L’Amérique confrontée à la polarisation des emplois

WASHINGTON, DC – L’un des problèmes majeurs de l’Amérique d’aujourd’hui – confirmé par la victoire de Donald Trump à l’élection présidentielle de début novembre – réside dans ce sentiment d’impuissance et d’insécurité que de nombreux Américains éprouvent face à la polarisation des emplois, laquelle résulte de la mondialisation et de l’avènement des nouvelles technologies. À l’heure où les plus diplômés accèdent au sommet de la pyramide de répartition des revenus et s’en sortent mieux que jamais, ceux qui n’ont pas suivi d’études au-delà du lycée sont confrontés au déclin de leurs revenus, de leur niveau de vie, et à l’assombrissement des perspectives qui sont les leurs et celles de leurs enfants. En effet, la classe moyenne américaine est aujourd’hui profondément affectée.

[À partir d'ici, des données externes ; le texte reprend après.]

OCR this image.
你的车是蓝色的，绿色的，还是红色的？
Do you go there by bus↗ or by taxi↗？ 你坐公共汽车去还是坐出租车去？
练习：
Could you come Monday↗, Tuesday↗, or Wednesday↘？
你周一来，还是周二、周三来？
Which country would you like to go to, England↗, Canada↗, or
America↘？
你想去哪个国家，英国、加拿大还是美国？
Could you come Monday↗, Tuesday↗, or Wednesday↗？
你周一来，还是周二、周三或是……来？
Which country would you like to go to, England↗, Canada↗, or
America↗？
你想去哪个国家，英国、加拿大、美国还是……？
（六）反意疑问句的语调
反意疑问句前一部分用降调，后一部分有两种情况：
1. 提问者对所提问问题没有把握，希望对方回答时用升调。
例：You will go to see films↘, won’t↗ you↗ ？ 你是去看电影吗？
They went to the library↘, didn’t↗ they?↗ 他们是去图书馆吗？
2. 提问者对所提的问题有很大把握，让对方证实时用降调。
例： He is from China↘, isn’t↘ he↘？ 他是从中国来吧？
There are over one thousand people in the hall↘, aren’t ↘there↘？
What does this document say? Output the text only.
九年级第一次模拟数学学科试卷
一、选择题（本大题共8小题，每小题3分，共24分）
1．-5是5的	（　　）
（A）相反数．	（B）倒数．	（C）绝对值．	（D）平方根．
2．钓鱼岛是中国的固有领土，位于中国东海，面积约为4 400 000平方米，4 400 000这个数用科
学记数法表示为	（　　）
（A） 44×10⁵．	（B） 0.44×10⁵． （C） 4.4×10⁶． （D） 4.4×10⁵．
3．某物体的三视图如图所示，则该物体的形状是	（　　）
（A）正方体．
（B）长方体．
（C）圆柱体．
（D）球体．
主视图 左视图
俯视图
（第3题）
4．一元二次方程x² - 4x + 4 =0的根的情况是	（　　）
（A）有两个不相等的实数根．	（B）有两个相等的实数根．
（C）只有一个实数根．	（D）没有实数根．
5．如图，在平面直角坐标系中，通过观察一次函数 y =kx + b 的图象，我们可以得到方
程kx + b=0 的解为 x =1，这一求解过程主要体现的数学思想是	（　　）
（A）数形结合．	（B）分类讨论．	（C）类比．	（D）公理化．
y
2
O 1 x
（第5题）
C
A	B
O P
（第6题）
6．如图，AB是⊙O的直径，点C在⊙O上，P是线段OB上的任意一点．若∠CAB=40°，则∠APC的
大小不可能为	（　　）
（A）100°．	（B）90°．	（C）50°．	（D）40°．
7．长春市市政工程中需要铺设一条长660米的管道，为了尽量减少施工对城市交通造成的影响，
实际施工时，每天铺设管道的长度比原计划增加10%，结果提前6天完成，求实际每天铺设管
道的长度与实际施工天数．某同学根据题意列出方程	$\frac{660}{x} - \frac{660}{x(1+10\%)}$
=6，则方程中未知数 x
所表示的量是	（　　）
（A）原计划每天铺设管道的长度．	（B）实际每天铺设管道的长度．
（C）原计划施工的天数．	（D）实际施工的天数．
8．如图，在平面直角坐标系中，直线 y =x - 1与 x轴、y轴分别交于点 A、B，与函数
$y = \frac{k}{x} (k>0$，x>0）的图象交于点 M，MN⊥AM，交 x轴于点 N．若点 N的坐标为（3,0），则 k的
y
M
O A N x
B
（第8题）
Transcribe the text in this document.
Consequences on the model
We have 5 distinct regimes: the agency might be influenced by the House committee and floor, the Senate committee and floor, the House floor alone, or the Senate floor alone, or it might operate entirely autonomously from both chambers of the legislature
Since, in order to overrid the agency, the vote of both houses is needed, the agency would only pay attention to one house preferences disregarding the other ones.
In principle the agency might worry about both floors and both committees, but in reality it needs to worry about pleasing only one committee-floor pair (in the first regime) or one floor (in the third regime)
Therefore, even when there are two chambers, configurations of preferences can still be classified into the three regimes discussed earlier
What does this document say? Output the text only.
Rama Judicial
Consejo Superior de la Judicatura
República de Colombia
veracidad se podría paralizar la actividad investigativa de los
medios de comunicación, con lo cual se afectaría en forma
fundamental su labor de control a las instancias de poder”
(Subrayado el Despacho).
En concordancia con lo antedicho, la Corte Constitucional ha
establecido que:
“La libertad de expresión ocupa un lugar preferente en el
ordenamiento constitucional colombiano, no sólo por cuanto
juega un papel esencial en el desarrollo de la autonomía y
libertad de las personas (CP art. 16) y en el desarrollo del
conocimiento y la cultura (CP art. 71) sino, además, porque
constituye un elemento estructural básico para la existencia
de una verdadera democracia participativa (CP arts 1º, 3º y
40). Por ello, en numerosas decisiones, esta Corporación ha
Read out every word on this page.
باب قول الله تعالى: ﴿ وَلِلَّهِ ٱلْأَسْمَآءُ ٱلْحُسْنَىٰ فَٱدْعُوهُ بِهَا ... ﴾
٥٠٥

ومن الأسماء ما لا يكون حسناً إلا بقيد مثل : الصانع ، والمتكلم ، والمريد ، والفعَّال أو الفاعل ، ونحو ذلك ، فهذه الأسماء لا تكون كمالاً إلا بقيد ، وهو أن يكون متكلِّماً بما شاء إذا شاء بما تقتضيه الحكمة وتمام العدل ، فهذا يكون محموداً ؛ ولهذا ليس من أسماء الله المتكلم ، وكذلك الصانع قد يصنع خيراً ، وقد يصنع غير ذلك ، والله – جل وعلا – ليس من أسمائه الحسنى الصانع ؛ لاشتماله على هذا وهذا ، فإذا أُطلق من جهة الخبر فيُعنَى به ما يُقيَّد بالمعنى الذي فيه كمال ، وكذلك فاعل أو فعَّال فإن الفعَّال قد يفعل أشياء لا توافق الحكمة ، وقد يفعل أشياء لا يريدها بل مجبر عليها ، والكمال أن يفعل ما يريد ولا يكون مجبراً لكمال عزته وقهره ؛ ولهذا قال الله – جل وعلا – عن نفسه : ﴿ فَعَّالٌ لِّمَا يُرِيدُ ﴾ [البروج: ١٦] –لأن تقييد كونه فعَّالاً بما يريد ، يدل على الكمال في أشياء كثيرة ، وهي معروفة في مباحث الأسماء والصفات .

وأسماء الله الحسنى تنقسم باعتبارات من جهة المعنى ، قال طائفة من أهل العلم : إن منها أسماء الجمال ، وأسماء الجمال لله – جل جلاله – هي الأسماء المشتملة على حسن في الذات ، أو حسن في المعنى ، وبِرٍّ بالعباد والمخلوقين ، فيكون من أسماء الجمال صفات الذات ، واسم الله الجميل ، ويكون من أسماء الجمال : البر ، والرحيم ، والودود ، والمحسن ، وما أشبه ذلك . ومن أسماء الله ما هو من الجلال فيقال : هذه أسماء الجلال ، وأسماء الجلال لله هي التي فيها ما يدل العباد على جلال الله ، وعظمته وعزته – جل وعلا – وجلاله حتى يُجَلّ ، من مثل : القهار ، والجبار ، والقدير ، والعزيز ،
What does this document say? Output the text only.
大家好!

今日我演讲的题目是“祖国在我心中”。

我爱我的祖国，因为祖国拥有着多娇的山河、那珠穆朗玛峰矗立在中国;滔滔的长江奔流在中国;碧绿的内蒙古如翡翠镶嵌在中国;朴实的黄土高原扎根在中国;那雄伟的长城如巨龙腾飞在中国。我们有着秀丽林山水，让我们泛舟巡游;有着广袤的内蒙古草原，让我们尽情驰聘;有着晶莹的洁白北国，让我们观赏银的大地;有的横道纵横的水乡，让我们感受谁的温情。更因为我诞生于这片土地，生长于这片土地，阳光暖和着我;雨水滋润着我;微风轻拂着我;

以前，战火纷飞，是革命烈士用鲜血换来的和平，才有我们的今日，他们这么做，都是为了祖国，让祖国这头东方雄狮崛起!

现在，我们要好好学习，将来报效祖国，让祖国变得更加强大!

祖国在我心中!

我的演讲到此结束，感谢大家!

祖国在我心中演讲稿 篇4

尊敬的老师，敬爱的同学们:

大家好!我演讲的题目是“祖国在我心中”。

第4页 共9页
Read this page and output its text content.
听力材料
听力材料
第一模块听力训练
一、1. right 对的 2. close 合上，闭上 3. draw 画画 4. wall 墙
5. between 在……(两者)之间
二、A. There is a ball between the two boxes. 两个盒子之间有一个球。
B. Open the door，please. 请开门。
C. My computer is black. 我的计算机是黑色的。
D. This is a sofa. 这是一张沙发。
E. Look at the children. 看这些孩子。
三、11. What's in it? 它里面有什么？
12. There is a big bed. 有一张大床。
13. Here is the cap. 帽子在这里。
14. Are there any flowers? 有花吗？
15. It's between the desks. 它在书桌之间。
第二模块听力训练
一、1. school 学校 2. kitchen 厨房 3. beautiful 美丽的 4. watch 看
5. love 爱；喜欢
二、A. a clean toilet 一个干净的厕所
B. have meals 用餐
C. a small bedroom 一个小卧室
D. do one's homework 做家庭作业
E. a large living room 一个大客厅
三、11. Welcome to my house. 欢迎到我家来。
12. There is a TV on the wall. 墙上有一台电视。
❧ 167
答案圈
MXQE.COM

Si Trump l’a emporté, c’est en grande partie parce qu’il a su persuader les électeurs de Pennsylvanie, du Michigan, du Wisconsin, et d’ailleurs, que ses mesures politiques produiraient de meilleurs résultats au sein des communautés confrontées à la déliquescence du secteur manufacturier. En réalité, il faut s’attendre à ce que son administration, soutenue par les majorités républicaines des deux chambres du Congrès américain, ne parvienne qu’à aggraver la situation des Américains les plus éprouvés. 

Lato Le problème de fond réside en ce que les nouvelles technologies, au premier rang desquelles les technologies de l’information, ont véritablement transformé la nature du travail. Comme l’expliquent David Autor et David Dorn, de nombreux emplois moyennement qualifiés, moyennement rémunérés, et bénéficiant à la classe moyenne, ont aujourd’hui disparu. Les emplois nouvellement apparus sont désormais généreusement rémunérés pour les plus diplômés, et très faiblement rétribués pour ceux qui n’ont étudié que jusqu’au lycée. L’un des symptômes majeurs de cette évolution, parmi tant d’autres, réside dans la disparition des métiers d’usine correctement rémunérés. Le secteur manufacturier a perdu plus de deux millions d’emplois entre 2004 et 2014, et ne représente aujourd’hui qu’un peu plus de 8 % de l’emploi total – poursuivant sa longue descente observée depuis les années 1950.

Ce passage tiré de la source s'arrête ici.